The aim of the project is to make the reservoir computing methods easy to use and available for .net platform without dependency on external heterogeneous libraries. Two main reservoir computing methods are called Echo State Network (ESN) and Liquid State Machine (LSM). The implemented solution supports both of these methods. However, since ESN and LSM are based on very similar principles, RCNet brings the option to combine them at the same time. This approach, as I believe, opens up new interesting possibilities. This general implementation is called "State Machine" in the context of RCNet.

State Machine conceptual view

I have no ambition to describe here the principles of the reservoir computing paradigm theoretically, there are many available documents on the Internet that explain the issue in detail. Primary aim of these pages is to describe the use of the RCNet library. Still, I will allow a very brief introduction to the reservoir computing concept to facilitate understanding of RCNet library purpose.

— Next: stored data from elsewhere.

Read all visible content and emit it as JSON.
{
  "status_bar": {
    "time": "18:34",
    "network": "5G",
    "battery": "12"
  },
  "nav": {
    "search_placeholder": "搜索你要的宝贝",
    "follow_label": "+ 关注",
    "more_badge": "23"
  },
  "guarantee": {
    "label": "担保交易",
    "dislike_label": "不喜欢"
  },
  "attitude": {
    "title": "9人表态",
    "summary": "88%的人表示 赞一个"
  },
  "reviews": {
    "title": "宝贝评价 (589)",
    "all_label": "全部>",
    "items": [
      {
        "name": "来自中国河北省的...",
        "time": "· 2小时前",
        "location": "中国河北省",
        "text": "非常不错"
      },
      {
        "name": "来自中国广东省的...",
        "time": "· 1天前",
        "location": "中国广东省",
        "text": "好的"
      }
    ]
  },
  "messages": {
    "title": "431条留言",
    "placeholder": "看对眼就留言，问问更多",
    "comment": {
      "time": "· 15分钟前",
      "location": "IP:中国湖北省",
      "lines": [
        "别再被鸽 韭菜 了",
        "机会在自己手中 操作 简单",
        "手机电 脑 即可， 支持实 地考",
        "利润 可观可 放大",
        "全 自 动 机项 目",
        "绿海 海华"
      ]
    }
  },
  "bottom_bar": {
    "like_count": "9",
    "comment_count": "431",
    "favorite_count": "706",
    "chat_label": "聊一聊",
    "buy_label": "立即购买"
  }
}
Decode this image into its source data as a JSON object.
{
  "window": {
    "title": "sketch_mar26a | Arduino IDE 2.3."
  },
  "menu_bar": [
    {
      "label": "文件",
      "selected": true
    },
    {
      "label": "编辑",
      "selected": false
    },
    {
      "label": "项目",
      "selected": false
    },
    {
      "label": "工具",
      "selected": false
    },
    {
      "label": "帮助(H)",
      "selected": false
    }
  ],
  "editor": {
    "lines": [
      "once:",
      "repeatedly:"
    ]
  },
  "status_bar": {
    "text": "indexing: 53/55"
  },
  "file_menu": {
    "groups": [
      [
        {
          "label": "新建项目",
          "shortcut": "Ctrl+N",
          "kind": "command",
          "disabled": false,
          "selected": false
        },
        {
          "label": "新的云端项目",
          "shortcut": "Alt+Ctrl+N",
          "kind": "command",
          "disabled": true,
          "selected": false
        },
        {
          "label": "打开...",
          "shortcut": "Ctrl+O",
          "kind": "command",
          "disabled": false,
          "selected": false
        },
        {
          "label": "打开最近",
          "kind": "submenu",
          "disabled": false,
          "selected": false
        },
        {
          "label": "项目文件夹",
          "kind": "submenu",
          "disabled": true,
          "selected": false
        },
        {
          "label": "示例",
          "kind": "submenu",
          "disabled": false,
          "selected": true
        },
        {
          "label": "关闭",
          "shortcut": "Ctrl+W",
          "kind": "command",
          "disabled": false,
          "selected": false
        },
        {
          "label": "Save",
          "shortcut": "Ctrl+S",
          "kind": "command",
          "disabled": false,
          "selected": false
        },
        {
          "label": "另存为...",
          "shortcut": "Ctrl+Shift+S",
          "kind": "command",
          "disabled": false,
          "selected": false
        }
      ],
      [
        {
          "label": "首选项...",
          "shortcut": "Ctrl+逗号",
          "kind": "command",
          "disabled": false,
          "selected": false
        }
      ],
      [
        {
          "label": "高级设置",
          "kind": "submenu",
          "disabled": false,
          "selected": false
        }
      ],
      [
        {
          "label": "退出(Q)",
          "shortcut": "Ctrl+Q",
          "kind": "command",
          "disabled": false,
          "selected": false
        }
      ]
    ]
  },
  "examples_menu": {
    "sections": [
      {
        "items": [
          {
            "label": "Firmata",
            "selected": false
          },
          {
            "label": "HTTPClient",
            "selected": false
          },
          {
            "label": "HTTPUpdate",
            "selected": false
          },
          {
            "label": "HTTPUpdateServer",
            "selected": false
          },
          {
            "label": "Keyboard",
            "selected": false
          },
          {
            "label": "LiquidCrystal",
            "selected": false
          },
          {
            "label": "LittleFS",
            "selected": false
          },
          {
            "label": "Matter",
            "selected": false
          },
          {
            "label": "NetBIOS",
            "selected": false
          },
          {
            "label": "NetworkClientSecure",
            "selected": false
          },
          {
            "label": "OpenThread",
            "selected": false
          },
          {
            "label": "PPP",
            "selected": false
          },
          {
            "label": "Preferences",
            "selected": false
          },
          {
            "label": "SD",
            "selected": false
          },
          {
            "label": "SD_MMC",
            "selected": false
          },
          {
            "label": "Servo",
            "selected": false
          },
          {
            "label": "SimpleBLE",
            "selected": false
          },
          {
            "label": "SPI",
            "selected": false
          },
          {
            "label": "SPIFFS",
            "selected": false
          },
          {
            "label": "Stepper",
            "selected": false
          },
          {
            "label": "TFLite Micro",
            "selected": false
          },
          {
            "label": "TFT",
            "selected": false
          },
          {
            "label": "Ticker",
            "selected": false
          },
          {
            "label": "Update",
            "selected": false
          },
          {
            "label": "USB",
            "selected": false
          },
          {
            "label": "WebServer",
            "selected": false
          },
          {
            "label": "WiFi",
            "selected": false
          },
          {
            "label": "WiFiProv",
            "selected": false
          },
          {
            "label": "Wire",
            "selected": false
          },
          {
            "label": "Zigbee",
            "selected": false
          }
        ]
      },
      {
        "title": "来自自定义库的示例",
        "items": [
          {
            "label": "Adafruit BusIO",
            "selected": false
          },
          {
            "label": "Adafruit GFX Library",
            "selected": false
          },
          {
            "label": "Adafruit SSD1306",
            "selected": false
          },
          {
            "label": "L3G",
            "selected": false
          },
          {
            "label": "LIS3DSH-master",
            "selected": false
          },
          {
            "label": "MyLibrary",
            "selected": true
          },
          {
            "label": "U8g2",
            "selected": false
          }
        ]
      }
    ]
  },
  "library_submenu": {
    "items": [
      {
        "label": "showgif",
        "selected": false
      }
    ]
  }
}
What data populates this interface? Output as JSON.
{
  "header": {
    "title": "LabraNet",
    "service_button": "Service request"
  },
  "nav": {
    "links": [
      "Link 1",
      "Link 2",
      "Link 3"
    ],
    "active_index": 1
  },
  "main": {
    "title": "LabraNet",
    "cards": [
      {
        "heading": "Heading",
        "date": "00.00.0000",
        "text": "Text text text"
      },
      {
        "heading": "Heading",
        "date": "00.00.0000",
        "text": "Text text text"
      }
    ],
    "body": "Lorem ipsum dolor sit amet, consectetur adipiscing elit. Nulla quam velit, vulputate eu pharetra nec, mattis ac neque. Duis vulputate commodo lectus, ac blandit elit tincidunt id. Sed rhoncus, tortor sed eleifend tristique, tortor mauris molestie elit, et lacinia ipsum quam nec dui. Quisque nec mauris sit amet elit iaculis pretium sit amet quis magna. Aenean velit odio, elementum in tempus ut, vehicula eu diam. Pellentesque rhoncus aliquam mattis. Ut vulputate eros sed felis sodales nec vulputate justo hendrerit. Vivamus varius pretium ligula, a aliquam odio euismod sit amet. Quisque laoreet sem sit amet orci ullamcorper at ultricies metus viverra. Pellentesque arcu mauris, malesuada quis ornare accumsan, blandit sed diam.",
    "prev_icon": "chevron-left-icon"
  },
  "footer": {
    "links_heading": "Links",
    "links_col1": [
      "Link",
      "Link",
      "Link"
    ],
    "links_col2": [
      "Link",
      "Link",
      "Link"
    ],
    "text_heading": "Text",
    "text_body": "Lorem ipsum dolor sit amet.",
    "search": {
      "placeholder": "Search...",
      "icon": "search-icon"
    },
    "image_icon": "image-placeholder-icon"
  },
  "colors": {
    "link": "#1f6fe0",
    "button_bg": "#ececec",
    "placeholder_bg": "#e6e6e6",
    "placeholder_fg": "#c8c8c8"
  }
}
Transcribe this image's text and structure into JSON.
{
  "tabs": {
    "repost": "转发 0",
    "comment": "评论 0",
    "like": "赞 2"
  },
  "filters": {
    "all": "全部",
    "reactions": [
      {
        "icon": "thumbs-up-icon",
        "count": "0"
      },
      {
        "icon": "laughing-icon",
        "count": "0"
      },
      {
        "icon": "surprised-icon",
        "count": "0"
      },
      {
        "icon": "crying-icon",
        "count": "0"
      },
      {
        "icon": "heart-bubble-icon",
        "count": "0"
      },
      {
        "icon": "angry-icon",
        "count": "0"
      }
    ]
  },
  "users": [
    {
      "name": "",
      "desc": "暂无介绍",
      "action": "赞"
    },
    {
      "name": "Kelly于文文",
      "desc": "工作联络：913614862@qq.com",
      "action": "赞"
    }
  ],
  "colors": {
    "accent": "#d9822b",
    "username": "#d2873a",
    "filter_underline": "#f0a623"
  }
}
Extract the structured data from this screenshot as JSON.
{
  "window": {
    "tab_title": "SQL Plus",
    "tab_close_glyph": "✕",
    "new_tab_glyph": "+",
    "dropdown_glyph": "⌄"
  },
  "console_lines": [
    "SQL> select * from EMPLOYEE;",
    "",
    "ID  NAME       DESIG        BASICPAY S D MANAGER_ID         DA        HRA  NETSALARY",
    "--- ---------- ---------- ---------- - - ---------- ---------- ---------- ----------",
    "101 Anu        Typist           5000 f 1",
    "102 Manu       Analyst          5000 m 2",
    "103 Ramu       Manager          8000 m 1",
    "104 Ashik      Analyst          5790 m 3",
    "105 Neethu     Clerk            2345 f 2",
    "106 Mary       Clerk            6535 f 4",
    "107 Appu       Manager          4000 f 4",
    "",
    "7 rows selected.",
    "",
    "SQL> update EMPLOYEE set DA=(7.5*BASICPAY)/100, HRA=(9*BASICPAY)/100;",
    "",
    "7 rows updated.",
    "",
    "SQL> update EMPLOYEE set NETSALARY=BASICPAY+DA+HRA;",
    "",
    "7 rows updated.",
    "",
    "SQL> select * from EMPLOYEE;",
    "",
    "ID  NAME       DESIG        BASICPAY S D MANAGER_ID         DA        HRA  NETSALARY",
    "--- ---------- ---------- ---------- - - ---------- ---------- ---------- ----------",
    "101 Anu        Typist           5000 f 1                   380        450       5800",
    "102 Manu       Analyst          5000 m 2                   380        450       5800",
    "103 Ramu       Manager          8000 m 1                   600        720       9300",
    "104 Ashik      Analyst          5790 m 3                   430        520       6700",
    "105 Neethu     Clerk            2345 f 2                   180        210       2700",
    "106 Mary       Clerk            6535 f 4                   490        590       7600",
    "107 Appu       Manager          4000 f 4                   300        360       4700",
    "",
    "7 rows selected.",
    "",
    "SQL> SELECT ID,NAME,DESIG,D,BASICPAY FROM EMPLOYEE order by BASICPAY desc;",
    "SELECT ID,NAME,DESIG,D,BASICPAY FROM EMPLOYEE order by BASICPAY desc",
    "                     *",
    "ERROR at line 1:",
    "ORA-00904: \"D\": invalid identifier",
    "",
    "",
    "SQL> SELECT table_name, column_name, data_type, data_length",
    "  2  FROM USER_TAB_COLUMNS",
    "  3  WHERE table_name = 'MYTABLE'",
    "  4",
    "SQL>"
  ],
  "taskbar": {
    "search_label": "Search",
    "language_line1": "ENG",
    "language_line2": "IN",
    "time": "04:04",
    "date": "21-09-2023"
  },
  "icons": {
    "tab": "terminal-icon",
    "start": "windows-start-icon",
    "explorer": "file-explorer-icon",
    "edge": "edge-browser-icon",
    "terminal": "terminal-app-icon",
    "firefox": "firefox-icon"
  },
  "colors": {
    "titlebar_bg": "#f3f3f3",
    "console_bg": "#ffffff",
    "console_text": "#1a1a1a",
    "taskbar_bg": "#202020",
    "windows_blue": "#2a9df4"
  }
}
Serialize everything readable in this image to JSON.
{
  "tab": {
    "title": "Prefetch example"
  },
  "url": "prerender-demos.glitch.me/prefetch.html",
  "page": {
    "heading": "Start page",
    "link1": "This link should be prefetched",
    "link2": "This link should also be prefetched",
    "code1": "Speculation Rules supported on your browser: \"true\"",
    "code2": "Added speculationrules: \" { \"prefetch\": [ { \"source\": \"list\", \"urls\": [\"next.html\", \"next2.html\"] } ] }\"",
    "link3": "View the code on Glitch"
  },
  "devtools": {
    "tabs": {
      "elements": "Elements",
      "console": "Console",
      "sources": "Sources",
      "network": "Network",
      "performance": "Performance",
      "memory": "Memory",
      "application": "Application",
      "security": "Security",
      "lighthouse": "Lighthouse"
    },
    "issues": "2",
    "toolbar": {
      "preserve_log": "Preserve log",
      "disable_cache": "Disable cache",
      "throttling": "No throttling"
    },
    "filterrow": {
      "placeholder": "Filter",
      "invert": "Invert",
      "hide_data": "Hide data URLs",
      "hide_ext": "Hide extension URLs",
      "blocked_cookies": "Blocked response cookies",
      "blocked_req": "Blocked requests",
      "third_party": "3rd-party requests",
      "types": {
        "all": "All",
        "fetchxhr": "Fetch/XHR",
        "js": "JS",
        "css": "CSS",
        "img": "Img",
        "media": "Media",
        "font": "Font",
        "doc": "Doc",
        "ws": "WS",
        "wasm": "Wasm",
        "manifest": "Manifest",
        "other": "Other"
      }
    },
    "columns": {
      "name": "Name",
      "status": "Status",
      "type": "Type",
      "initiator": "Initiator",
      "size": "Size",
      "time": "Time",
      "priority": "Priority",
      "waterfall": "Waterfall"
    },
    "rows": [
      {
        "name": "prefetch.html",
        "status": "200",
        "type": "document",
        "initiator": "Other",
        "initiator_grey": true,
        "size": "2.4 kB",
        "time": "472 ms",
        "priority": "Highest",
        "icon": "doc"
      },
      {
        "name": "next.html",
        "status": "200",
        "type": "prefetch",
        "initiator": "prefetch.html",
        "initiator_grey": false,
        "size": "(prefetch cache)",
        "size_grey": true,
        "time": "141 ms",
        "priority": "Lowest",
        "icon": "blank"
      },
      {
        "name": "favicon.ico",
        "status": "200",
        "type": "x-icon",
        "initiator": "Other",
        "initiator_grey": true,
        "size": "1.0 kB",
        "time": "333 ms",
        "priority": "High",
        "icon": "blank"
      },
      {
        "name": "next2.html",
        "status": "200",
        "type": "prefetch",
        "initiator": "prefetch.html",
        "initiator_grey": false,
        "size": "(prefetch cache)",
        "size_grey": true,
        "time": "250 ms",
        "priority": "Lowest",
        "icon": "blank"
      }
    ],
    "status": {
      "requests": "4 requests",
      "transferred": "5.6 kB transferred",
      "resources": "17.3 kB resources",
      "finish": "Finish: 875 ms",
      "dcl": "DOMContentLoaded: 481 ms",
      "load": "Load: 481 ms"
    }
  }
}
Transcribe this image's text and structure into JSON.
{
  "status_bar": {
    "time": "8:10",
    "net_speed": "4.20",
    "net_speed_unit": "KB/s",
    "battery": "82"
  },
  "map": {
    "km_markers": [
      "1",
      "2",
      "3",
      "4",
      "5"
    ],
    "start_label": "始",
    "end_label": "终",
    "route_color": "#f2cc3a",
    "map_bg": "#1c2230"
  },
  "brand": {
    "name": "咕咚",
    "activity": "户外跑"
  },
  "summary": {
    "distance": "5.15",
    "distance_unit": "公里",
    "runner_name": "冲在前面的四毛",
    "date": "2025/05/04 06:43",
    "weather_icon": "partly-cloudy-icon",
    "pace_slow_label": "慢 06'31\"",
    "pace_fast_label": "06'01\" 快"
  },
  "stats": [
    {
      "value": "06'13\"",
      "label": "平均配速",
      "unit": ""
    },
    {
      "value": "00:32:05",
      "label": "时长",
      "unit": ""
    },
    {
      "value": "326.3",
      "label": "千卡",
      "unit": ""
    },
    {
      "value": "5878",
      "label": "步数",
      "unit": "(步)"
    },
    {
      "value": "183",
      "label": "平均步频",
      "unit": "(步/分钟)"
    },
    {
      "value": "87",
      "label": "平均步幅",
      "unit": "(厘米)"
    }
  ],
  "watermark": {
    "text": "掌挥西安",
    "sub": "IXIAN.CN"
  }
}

Reservoir computing makes it possible to use the recurrent network very efficiently to process time dependent data such as

• Forecasting the development of time series
• Classification (pattern recognition, etc.)

Efficiency lies in the fact that the synapses and their weights in the recurrent network (called reservoir) are randomly chosen at the beginning and remain fixed (in contrast with traditional training methods for RNNs). Only the Readout layer is trained, most often very simply, by the linear regression.

Figure explanation:

• The data flow direction is from left to right
• The input data is inserted into the reservoir via special input neurons (yellow balls). The task of input neuron is to prepare incoming data (always considered as analog) into the desired form: analog or spike train. "Analog form" means just the same value as the incoming value (no magic). "Spike train form" means input value converted into the series of time-varying pulses (spikes) representing input value. Spike train will be explained later
• Recurrently connected hidden neurons (blue balls) do the nonlinear transformation and provides reservoir dynamics. Input signal of each hidden neuron consists of summed weighted output signals from connected hidden neurons and input neurons
• At each time point, the historical and current input data are described by the current state of the reservoir neurons. The states of reservoir neurons are so-called predictors
• Predictors are sent to be processed by the readout layer

Hints:

• The reservoir is simply the data preprocessor
• The reservoir typically contains hundreds (and sometimes thousands) of recurrently connected neurons
• The influence of historical data on the current states of hidden neurons is weakening in time. Memory capacity of the reservoir depends on the number of hidden neurons, their interconnection density, their type and the processing parameters of the neurons
• The rich reservoir dynamics allows to readout different output predictions (values) from the same predictors at the same time

Training steps:

1. Collect all known input and desired output data pairs
2. Normalize and standardize the data
3. Transform the input data through a reservoir with recurrently connected neurons into a set of predictors
4. Train readout layer to be able to map the predictors to the desired outputs as best as possible

Usage steps:

1. Get next known input data
2. Normalize and standardize the data by the same way as during the training
3. Transform the input data into predictors
4. Let readout layer to compute output data (prediction)